Santesson worked on most of her monumental sculptures before 1930, and most of these have been associated with the city of Gothenburg. She accepted commission for her first large-scale work in the city, which was to renovate the house of Consul Forsberg in Lorensberg. In 1912, she decorated the Masthugg Church, which is widely regarded as an example of Santesson's finest work. Four years later, she designed a sculpture of Swedish marshal Erik Dahlberg. The figure was cast in granite for the memorial. The same year, she completed a sculpture entitled Genius på högt postament, a statue of poet Viktor Rydberg, which she saw raised as a public monument 10 years later. The sculpture was designed in the classical style, and she depicted the poet's dual nature through it. Her 1930 work, Kunskapens träd in Skövde, was also designed in the same style.

From 1930, Santesson stopped working on monumental sculptures and turned her attention to small-scale clay, terracotta, and bronze models. During this time, she painted portraits of her friends who were well-known contemporaneous artists, including Naima Wifstrand, Marianne Frestadius, and Hanna Rydh. Her studio became a meeting place of for her old friends, where Berta Hansson worked on the sketches, Siri Derkert was in charge of the sculptors, and Maj Bring served as a model. Santesson's full-body sculpture of Bring is often regarded as a masterpiece. In a review, Swedish art critic Ulf Linde said, "Ninnan Santesson's sculptures and drawings have an incredible vibrato on all of the form's surfaces. [...] She reveals the sensitive nature of things in the utmost sense of the word. It is never banal." Flicka med hund, her final work was designed in free-style. The model was raised at Mälarhöjden posthumously.

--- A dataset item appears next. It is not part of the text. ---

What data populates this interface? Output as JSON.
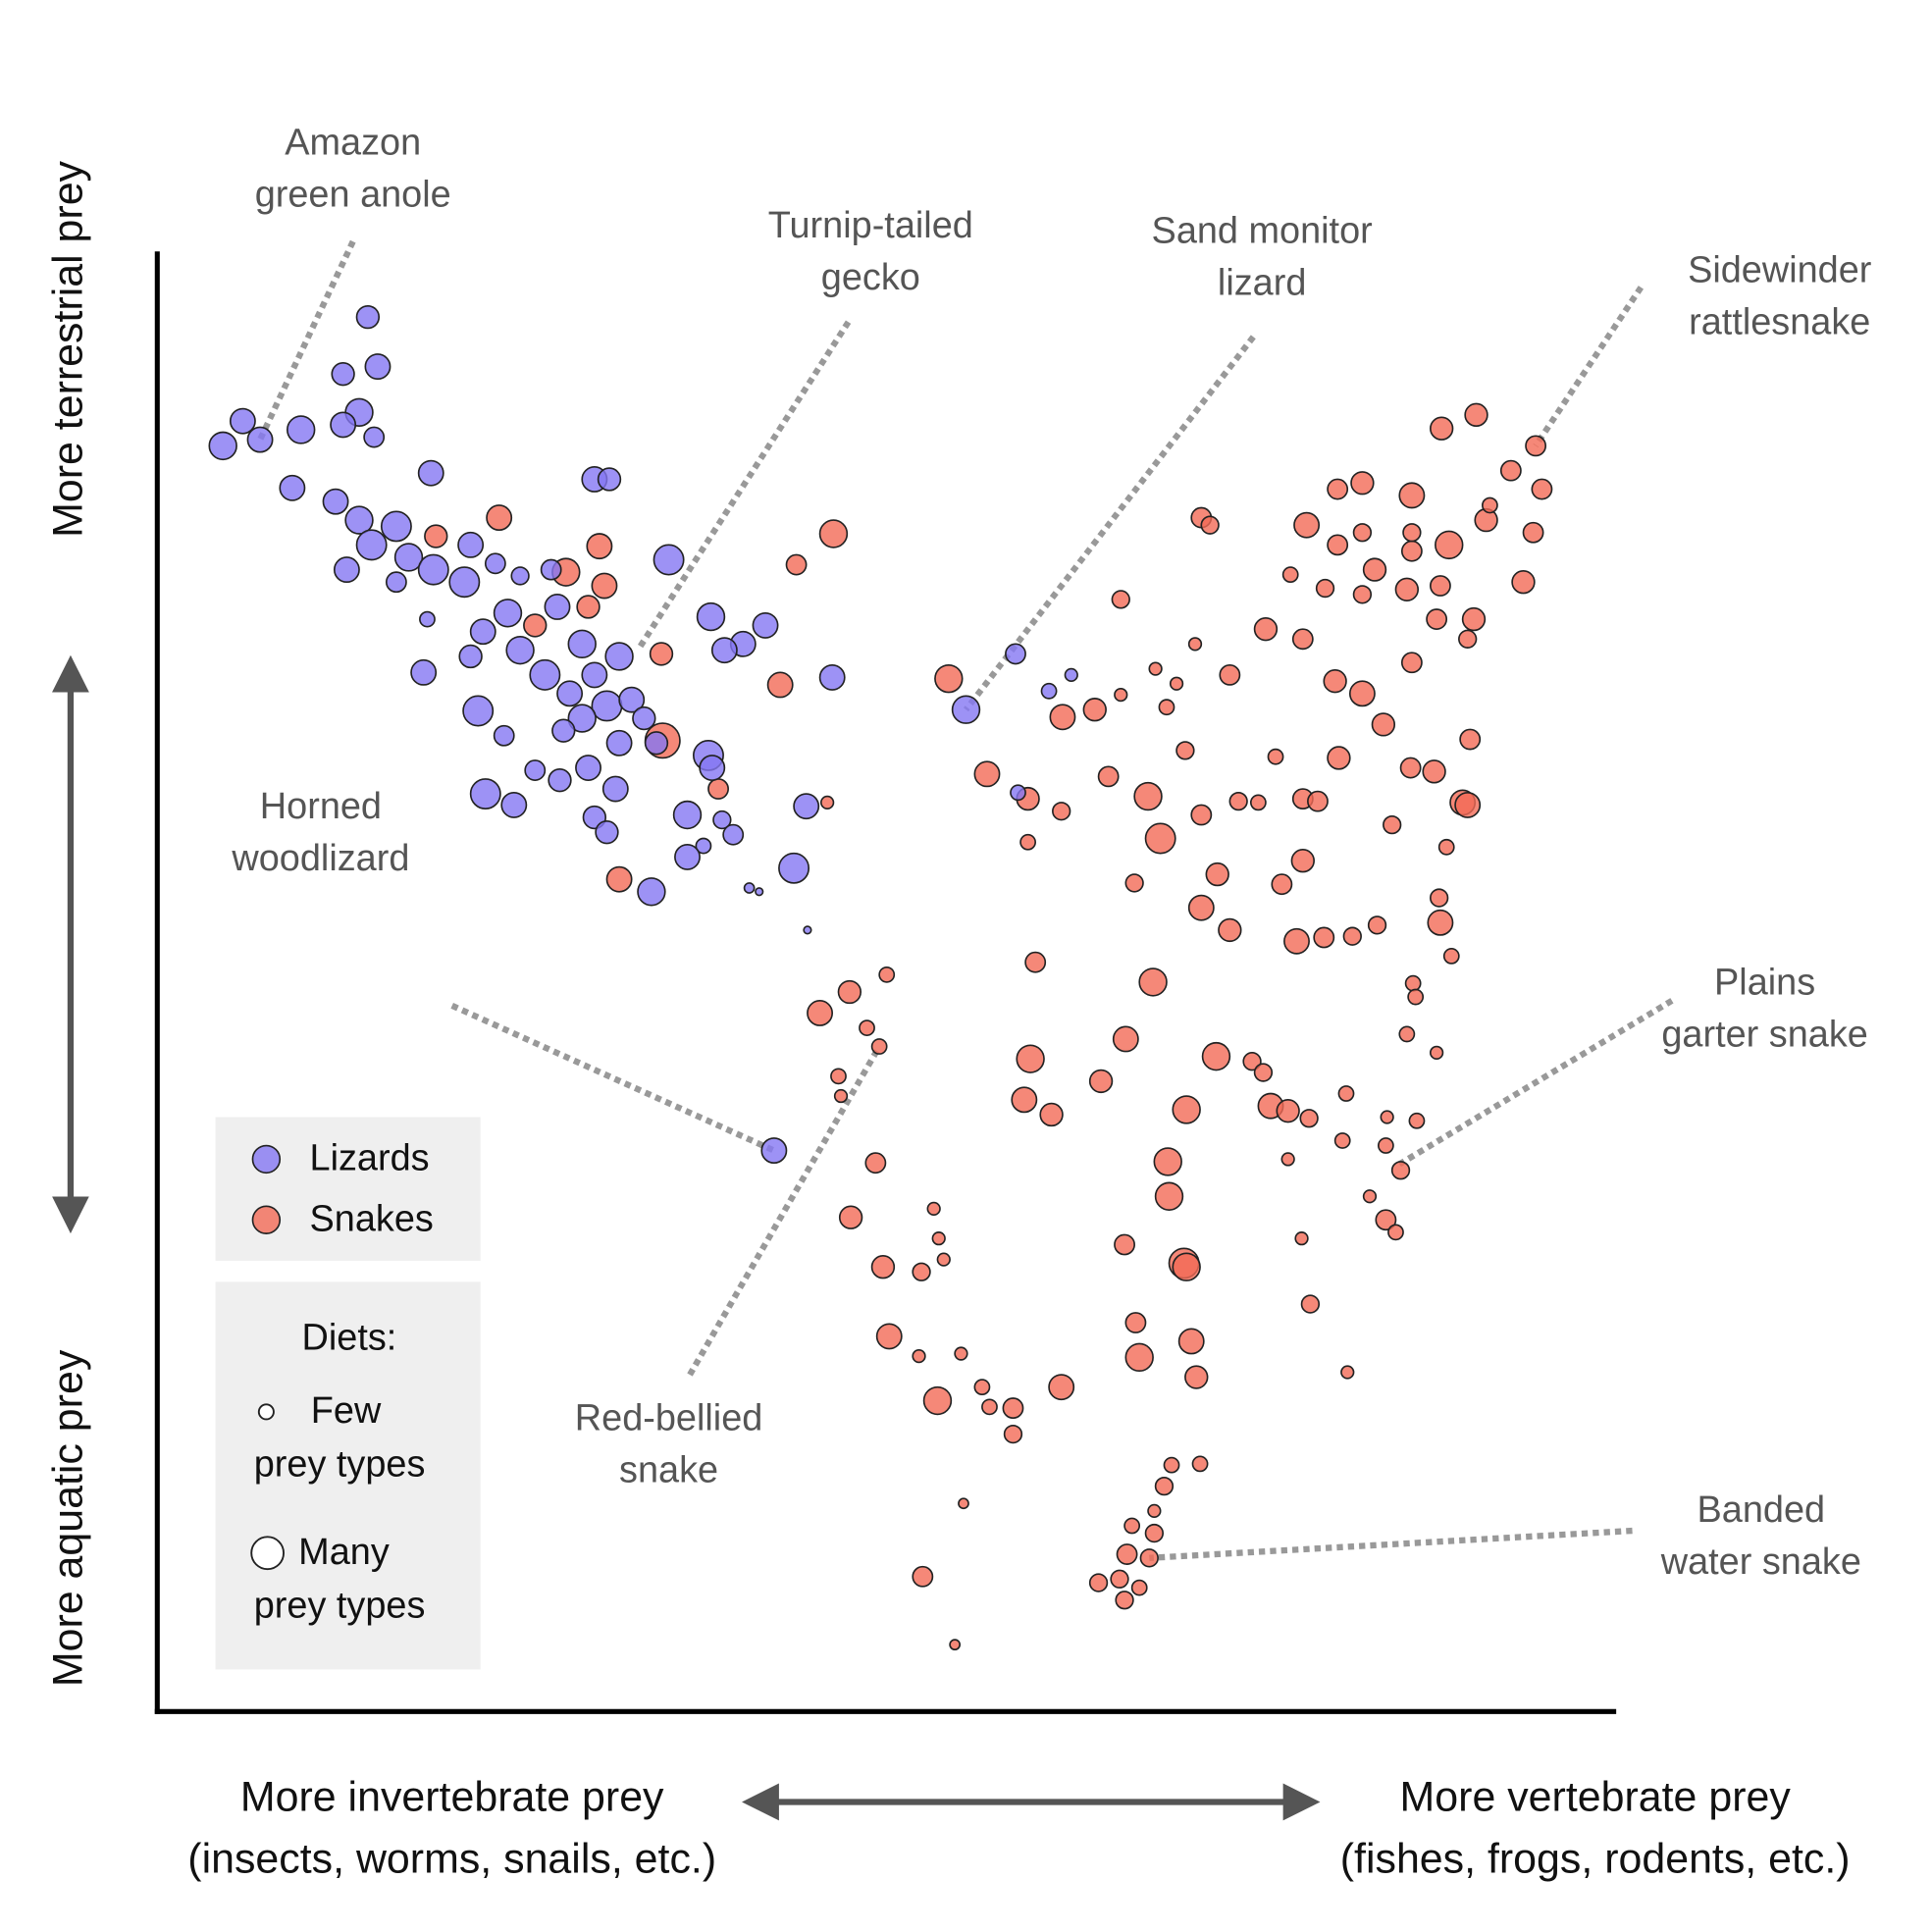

Santensson has held several solo exhibitions in Stockholm, Gothenburg, Uppsala, Lund, and Borås. Her works have appeared in many significant exhibitions including the Nordic Art Exhibition at Gothenburg and the Optimists at Liljevalchs, and those organised by the Swedish General Art Association. The most notable collections of her artwork are at the National Museum of Fine Arts, the Moderna Museet, and the Gothenburg Museum of Art.

Santesson died in Stockholm, on 14 January 1969.